Despite propranolol’s success, some questions remain. Rebound growth after the cessation of therapy occurs in 4–21% of cases, necessitating the reinitiation of treatment in select patients [2,35,36]. Recurrence rates for our cohort could not be assessed because systematic post-therapy surveillance was not performed, and this limitation should be considered when interpreting our findings. While early initiation (within the first 5–6 months of life) yields the most favorable outcomes, further research is needed to define optimal treatment windows and determine patient-specific predictors of efficacy or rebound risk [4,37,38].

This study has several limitations. First, the sample size was relatively small, and the analysis was underpowered to detect small-to-moderate associations.
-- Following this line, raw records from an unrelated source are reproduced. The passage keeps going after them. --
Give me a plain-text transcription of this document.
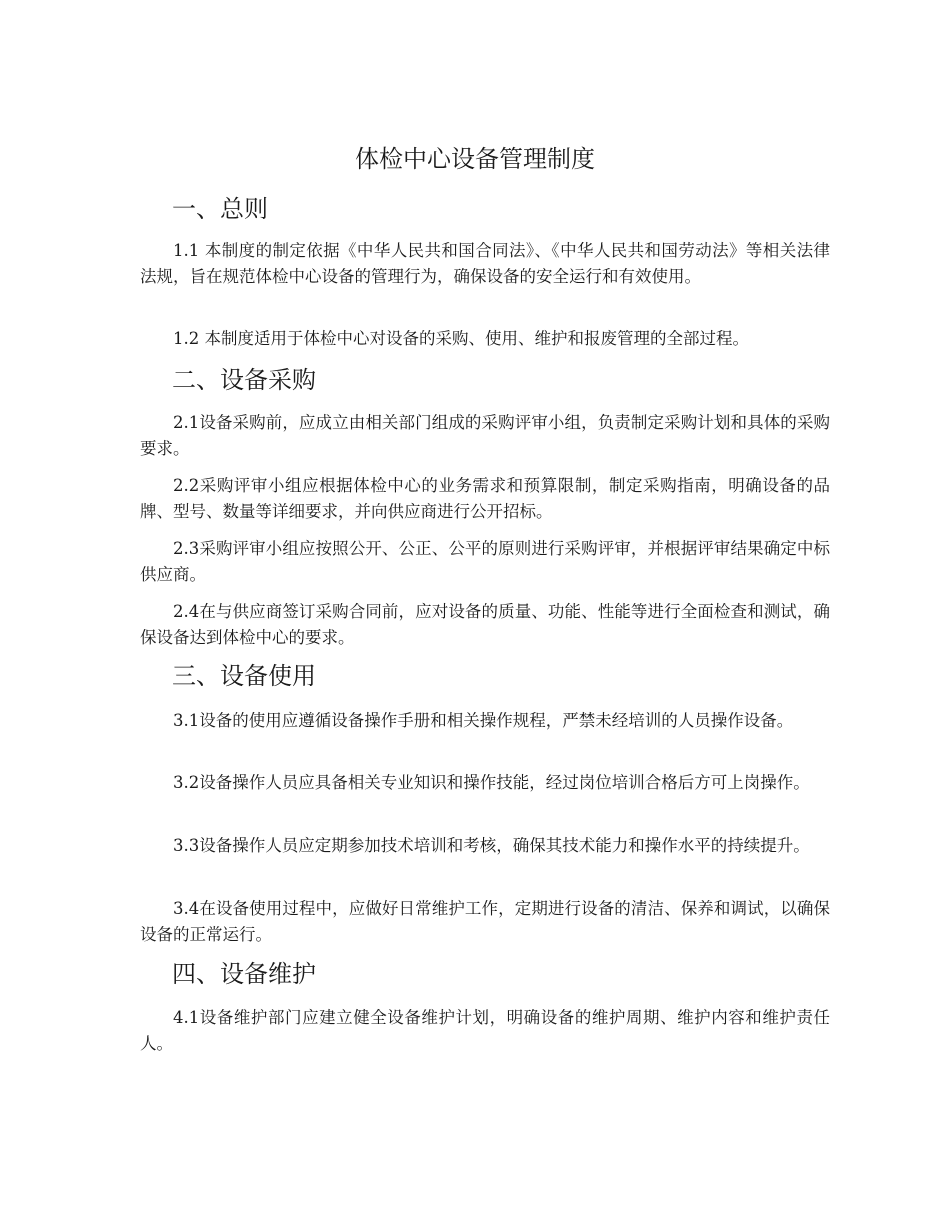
体检中心设备管理制度
一、总则

1.1 本制度的制定依据《中华人民共和国合同法》、《中华人民共和国劳动法》等相关法律法规，旨在规范体检中心设备的管理行为，确保设备的安全运行和有效使用。

1.2 本制度适用于体检中心对设备的采购、使用、维护和报废管理的全部过程。

二、设备采购

2.1设备采购前，应成立由相关部门组成的采购评审小组，负责制定采购计划和具体的采购要求。

2.2采购评审小组应根据体检中心的业务需求和预算限制，制定采购指南，明确设备的品牌、型号、数量等详细要求，并向供应商进行公开招标。

2.3采购评审小组应按照公开、公正、公平的原则进行采购评审，并根据评审结果确定中标供应商。

2.4在与供应商签订采购合同前，应对设备的质量、功能、性能等进行全面检查和测试，确保设备达到体检中心的要求。

三、设备使用

3.1设备的使用应遵循设备操作手册和相关操作规程，严禁未经培训的人员操作设备。

3.2设备操作人员应具备相关专业知识和操作技能，经过岗位培训合格后方可上岗操作。

3.3设备操作人员应定期参加技术培训和考核，确保其技术能力和操作水平的持续提升。

3.4在设备使用过程中，应做好日常维护工作，定期进行设备的清洁、保养和调试，以确保设备的正常运行。

四、设备维护

4.1设备维护部门应建立健全设备维护计划，明确设备的维护周期、维护内容和维护责任人。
Also, because the study lacked a control group, the uncontrolled design precluded any inference about maternal and fetal risk factors; larger, controlled studies are required to clarify these associations. In addition, effectiveness was based solely on visual assessment without objective volumetric imaging; while this reflects common real-world practice, future studies should incorporate standardized imaging to quantify regression. Taken together, our data reinforce early outpatient propranolol initiation and provide local benchmarks for IHReS-guided referral.

5. Conclusions

In conclusion, this study highlights the multifactorial nature of infantile hemangioma (IH) and underscores the importance of early diagnosis, risk stratification, and individualized management. Consistent with the previous literature, we observed more IH in females, pre-term infants and those with a low birth weight. Maternal anemia, gestational hypertension, and hypothyroidism were present in a subset of mothers but showed no statistical association with lesion severity, and our uncontrolled design precluded us from inferring their role in IH risk. The IHReS proved useful in stratifying disease severity throughout the treatment period; propranolol remained effective and well tolerated, supporting its first-line status. Nevertheless, several methodological limitations temper these conclusions: the cohort was modest and—most importantly—no control group was available for direct comparison. These constraints may limit the statistical power and generalizability, and they preclude firm causal inferences. In the future, larger, controlled studies with extended follow-up are required to validate our associations, refine the predictive value of the risk factors that we identified, and clarify long-term outcomes.